Luckily for Britain, Blair lacked the nerve to hold his promised referendum on the Euro currency in case he lost. The canny Gordon Brown provided a formula to postpone Euro membership for as long as it suited him to do so.

Blair made one half hearted effort to please his European friends. In October 1999 he set up the cross party “Britain in Europe” campaign to persuade public opinion of the alleged benefits of the single currency. However he lost his nerve and felt that the time to push forward to Euro agenda would, indeed, be some other time.

The sceptics campaigned to real effect. Many influential figures, institutions and newspapers joined the cause with powerful and well researched arguments. Decisively, many in the city of London turned against the idea. Tory defectors helped UKIP win twelve precious seats in the European parliament. However, with the Euro issue defused, Labour easily won a second term in Westminster and the process of European integration went on unopposed and often unobserved.
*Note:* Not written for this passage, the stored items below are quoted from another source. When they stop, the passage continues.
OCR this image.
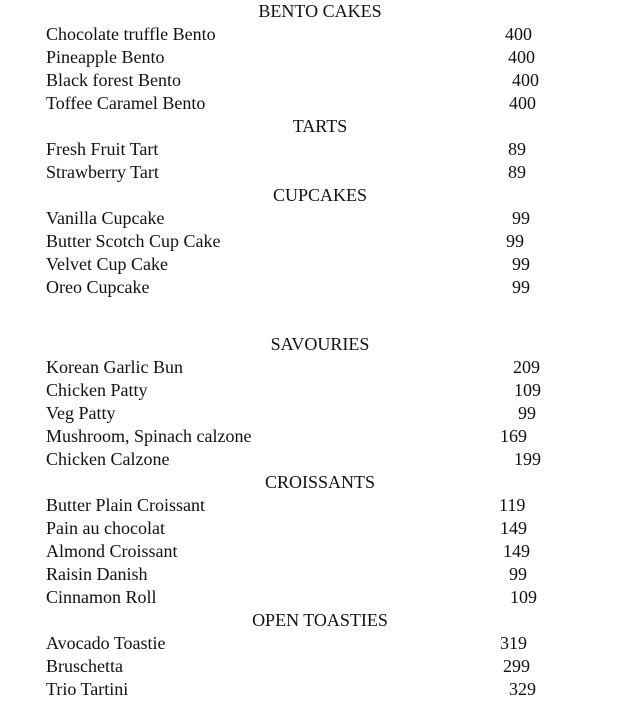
BENTO CAKES
Chocolate truffle Bento	400
Pineapple Bento	400
Black forest Bento	400
Toffee Caramel Bento	400
TARTS
Fresh Fruit Tart	89
Strawberry Tart	89
CUPCAKES
Vanilla Cupcake	99
Butter Scotch Cup Cake	99
Velvet Cup Cake	99
Oreo Cupcake	99
SAVOURIES
Korean Garlic Bun	209
Chicken Patty	109
Veg Patty	99
Mushroom, Spinach calzone	169
Chicken Calzone	199
CROISSANTS
Butter Plain Croissant	119
Pain au chocolat	149
Almond Croissant	149
Raisin Danish	99
Cinnamon Roll	109
OPEN TOASTIES
Avocado Toastie	319
Bruschetta	299
Trio Tartini	329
Emboldened by years of uninterrupted moves towards final union, the EU’s leaders at last came out into the open and suggested a European constitution. An unmistakable step towards a European state. Plans for an EU president, defence force and EU foreign policy suddenly sprang into sharp focus. Tony Blair, imagining that these changes could be sold as a tidying up exercise, was one of the first to sign. Few realised that this was a step too far. It was here that the French and the Dutch who said no in twin referendums. These two founders of the project had, at last, discovered scepticism. Yet the project still marches on.

In the past four decades, sceptical politicians, from both left and right, who have stood in the way of the Brussels juggernaut, in the hope of slowing it down, have instead been squashed. The EU is a machine with no reverse gear. A sceptical Britain will never accept its final goal.